Mahkemece, asıl ve birleşen davanın reddine dair verilen 23/10/2015 tarihli ilk hükmün davacı tarafından temyizi üzerine; Dairemizin 20/12/2017 günlü 2016/3415 Esas ve 2017/8481 Karar sayılı ilamı ile “818 sayılı Borçlar Kanunu’nun 54. (6098 sayılı Türk Borçlar Kanunu"nun 65.) maddesi hükmüne göre; hakkaniyet gerektiriyorsa hakim, ayırt etme gücü bulunmayan kişinin verdiği zararın tamamen veya kısmen giderilmesine karar verir. Olay tarihinde yürürlükte bulunan 818 sayılı BK"nın 54. maddesinin yukarıda açıklanan düzenlemesi uyarınca somut olayda tazminat isteminin tümden reddini gerektirir bir durum bulunmamaktadır. Şu halde, öncelikle davalının eylemi ile meydana gelen zarar nedeniyle davacının ödediği miktarın kapsamının belirlenmesi, hakkaniyet hususunda ise davalının sosyal ve ekonomik durumu araştırılarak sonucuna göre sorumlu tutulması gerekirken, eksik inceleme ve yanılgılı değerlendirme ile yazılı şekilde karar verilmesinin doğru olmadığı” gerekçesi ile hükmün bozulmasına karar verilmiştir.

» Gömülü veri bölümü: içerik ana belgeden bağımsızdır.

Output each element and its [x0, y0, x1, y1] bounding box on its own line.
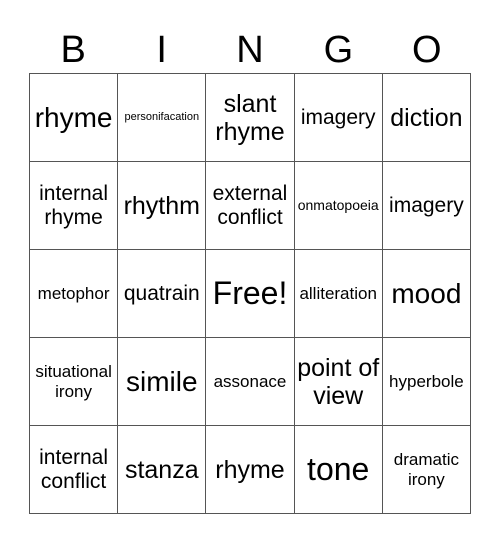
cell-label: internal rhyme — [39, 181, 109, 229]
bingo-cell[interactable]: metophor — [30, 250, 119, 338]
bingo-cell[interactable]: dramatic irony — [382, 426, 471, 514]
bingo-cell[interactable]: personifacation — [118, 74, 207, 162]
cell-label: slant rhyme — [215, 89, 285, 146]
cell-label: rhyme — [34, 101, 113, 133]
bingo-cell[interactable]: internal rhyme — [30, 162, 119, 250]
header-letter-n: N — [236, 29, 264, 71]
header-letter-b: B — [60, 29, 86, 71]
bingo-cell-free[interactable]: Free! — [206, 250, 295, 338]
bingo-cell[interactable]: mood — [382, 250, 471, 338]
cell-label: tone — [307, 450, 370, 487]
cell-label: personifacation — [124, 111, 200, 124]
bingo-cell[interactable]: stanza — [118, 426, 207, 514]
bingo-cell[interactable]: alliteration — [294, 250, 383, 338]
cell-label: rhythm — [123, 191, 200, 220]
bingo-cell[interactable]: rhyme — [206, 426, 295, 514]
bingo-header: B I N G O — [29, 28, 471, 72]
bingo-cell[interactable]: onmatopoeia — [294, 162, 383, 250]
bingo-cell[interactable]: slant rhyme — [206, 74, 295, 162]
free-space-label: Free! — [212, 274, 288, 311]
bingo-cell[interactable]: diction — [382, 74, 471, 162]
bingo-cell[interactable]: point of view — [294, 338, 383, 426]
cell-label: mood — [391, 277, 462, 309]
cell-label: onmatopoeia — [297, 196, 379, 213]
cell-label: quatrain — [123, 281, 200, 305]
cell-label: dramatic irony — [393, 450, 459, 489]
bingo-cell[interactable]: imagery — [294, 74, 383, 162]
cell-label: assonace — [213, 371, 287, 391]
cell-label: imagery — [389, 193, 464, 217]
bingo-cell[interactable]: external conflict — [206, 162, 295, 250]
header-letter-i: I — [156, 29, 167, 71]
cell-label: stanza — [124, 455, 199, 484]
bingo-cell[interactable]: assonace — [206, 338, 295, 426]
bingo-cell[interactable]: quatrain — [118, 250, 207, 338]
cell-label: rhyme — [215, 455, 285, 484]
cell-label: point of view — [297, 353, 380, 410]
cell-label: hyperbole — [389, 371, 464, 391]
bingo-cell[interactable]: hyperbole — [382, 338, 471, 426]
cell-label: situational irony — [35, 362, 112, 401]
header-letter-g: G — [323, 29, 354, 71]
cell-label: external conflict — [212, 181, 288, 229]
bingo-cell[interactable]: imagery — [382, 162, 471, 250]
header-letter-o: O — [412, 29, 442, 71]
bingo-cell[interactable]: internal conflict — [30, 426, 119, 514]
bingo-cell[interactable]: situational irony — [30, 338, 119, 426]
cell-label: imagery — [300, 105, 376, 129]
bingo-board: rhyme personifacation slant rhyme imager… — [29, 73, 471, 514]
bingo-cell[interactable]: rhythm — [118, 162, 207, 250]
bingo-cell[interactable]: simile — [118, 338, 207, 426]
cell-label: metophor — [37, 283, 110, 303]
bingo-cell[interactable]: rhyme — [30, 74, 119, 162]
cell-label: internal conflict — [39, 445, 109, 493]
cell-label: simile — [126, 365, 198, 397]
cell-label: alliteration — [299, 283, 377, 303]
bingo-cell[interactable]: tone — [294, 426, 383, 514]
cell-label: diction — [390, 103, 463, 132]
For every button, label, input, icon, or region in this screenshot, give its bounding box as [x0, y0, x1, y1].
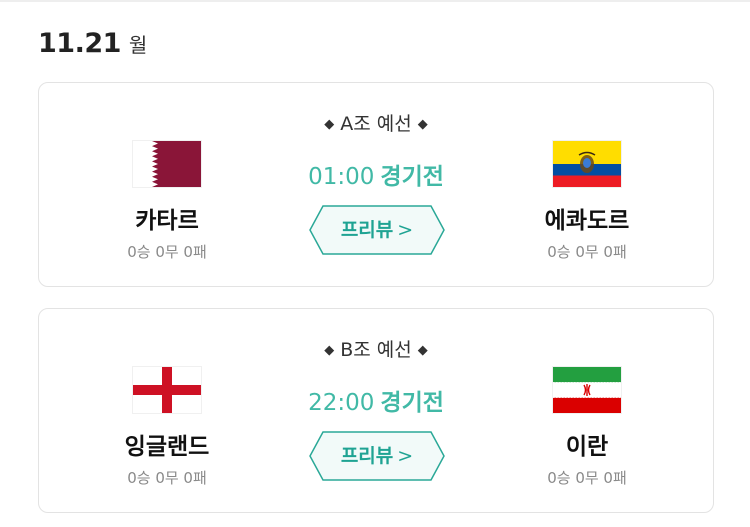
match-status: 경기전: [380, 164, 444, 190]
team-name: 잉글랜드: [124, 434, 210, 460]
top-divider: [0, 0, 750, 2]
preview-button[interactable]: 프리뷰 >: [309, 205, 445, 255]
team-name: 이란: [565, 434, 609, 460]
diamond-icon: ◆: [417, 343, 428, 358]
date-weekday: 월: [128, 33, 148, 57]
date-header: 11.21 월: [38, 28, 147, 59]
diamond-icon: ◆: [417, 117, 428, 132]
away-team[interactable]: 이란 0승 0무 0패: [497, 367, 677, 488]
group-label: ◆ A조 예선 ◆: [39, 109, 713, 136]
preview-text: 프리뷰: [340, 219, 394, 241]
team-name: 카타르: [135, 208, 199, 234]
diamond-icon: ◆: [324, 117, 335, 132]
kickoff-time: 01:00: [308, 164, 375, 190]
preview-text: 프리뷰: [340, 445, 394, 467]
group-label: ◆ B조 예선 ◆: [39, 335, 713, 362]
team-record: 0승 0무 0패: [127, 243, 207, 261]
ecuador-flag-icon: [553, 141, 621, 187]
match-card[interactable]: ◆ A조 예선 ◆ 카타르 0승 0무 0패 01:00 경기전 프리뷰 > 에…: [38, 82, 714, 287]
match-status: 경기전: [380, 390, 444, 416]
away-team[interactable]: 에콰도르 0승 0무 0패: [497, 141, 677, 262]
match-card[interactable]: ◆ B조 예선 ◆ 잉글랜드 0승 0무 0패 22:00경기전 프리뷰>: [38, 308, 714, 513]
team-record: 0승 0무 0패: [547, 243, 627, 261]
iran-flag-icon: [553, 367, 621, 413]
date-number: 11.21: [38, 28, 121, 59]
chevron-right-icon: >: [397, 445, 414, 467]
chevron-right-icon: >: [397, 219, 414, 241]
team-record: 0승 0무 0패: [547, 469, 627, 487]
team-name: 에콰도르: [544, 208, 630, 234]
preview-label: 프리뷰 >: [309, 205, 445, 255]
team-record: 0승 0무 0패: [127, 469, 207, 487]
preview-button[interactable]: 프리뷰 >: [309, 431, 445, 481]
diamond-icon: ◆: [324, 343, 335, 358]
group-text: B조 예선: [340, 339, 412, 361]
kickoff-time: 22:00: [308, 390, 375, 416]
group-text: A조 예선: [340, 113, 412, 135]
preview-label: 프리뷰 >: [309, 431, 445, 481]
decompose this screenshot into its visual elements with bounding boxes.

Mahkemece, bozma ilamına uyulmasına karar verilerek davalının eylemi ile meydana gelen zarar nedeniyle davacının ödediği miktarın kapsamının tespiti için aktüerya bilirkişisinden rapor alındığı, akabinde davalının ekonomik ve sosyal durum araştırması sonucunda davalının ilkokul mezunu olduğu, işçi - asgari ücretli olarak çalıştığı, mal varlığı bulunmadığının tespit edildiği, yapılan yargılama neticesinde, davalının ayırt etme gücünün bulunmadığı, yapılan ekonomik sosyal durum araştırmasında ekonomik ve sosyal durumunun iyi olmadığı, sosyal devlet prensipleri gereğince davalının ekonomik, sosyal ve fiziksel yönden devlet tarafından korunması gerektiği, bu kapsamda davacı yararına tazminata hükmedilmesinin hakkaniyete uymayacağı dikkate alınarak davacı tarafın asıl ve birleşen dava yönünden taleplerinin reddine karar verilmiş; karar, davacı vekilince temyiz edilmiştir.
Mahkemece bozma ilamına uyulmuş olmakla birlikte gereğinin yerine getirilmediği anlaşılmaktadır. 818 sayılı Borçlar Kanunu’nun 54. (6098 sayılı Türk Borçlar Kanunu"nun 65.) maddesi hükmüne göre; hakkaniyet gerektiriyorsa hakim, ayırt etme gücü bulunmayan kişinin verdiği zararın tamamen veya kısmen giderilmesine karar verir.
Somut olayda, davalının sosyal ve ekonomik durumu araştırması sonucunda sürekli gelirinin bulunduğu anlaşılmaktadır.
Şu durumda mahkemece, olay tarihinde yürürlükte olan 818 sayılı Borçlar Kanunu’nun 54. (6098 sayılı Türk Borçlar Kanunu"nun 65.) maddesi gereğince davacı lehine uygun miktarda tazminata hükmedilmesi gerekirken yanılgılı değerlendirme ile yazılı şekilde karar verilmesi doğru olmamış ve kararın bozulması gerekmiştir.
SONUÇ: Temyiz edilen kararın yukarıda gösterilen nedenlerle BOZULMASINA 20/01/2021 gününde oy birliğiyle karar verildi.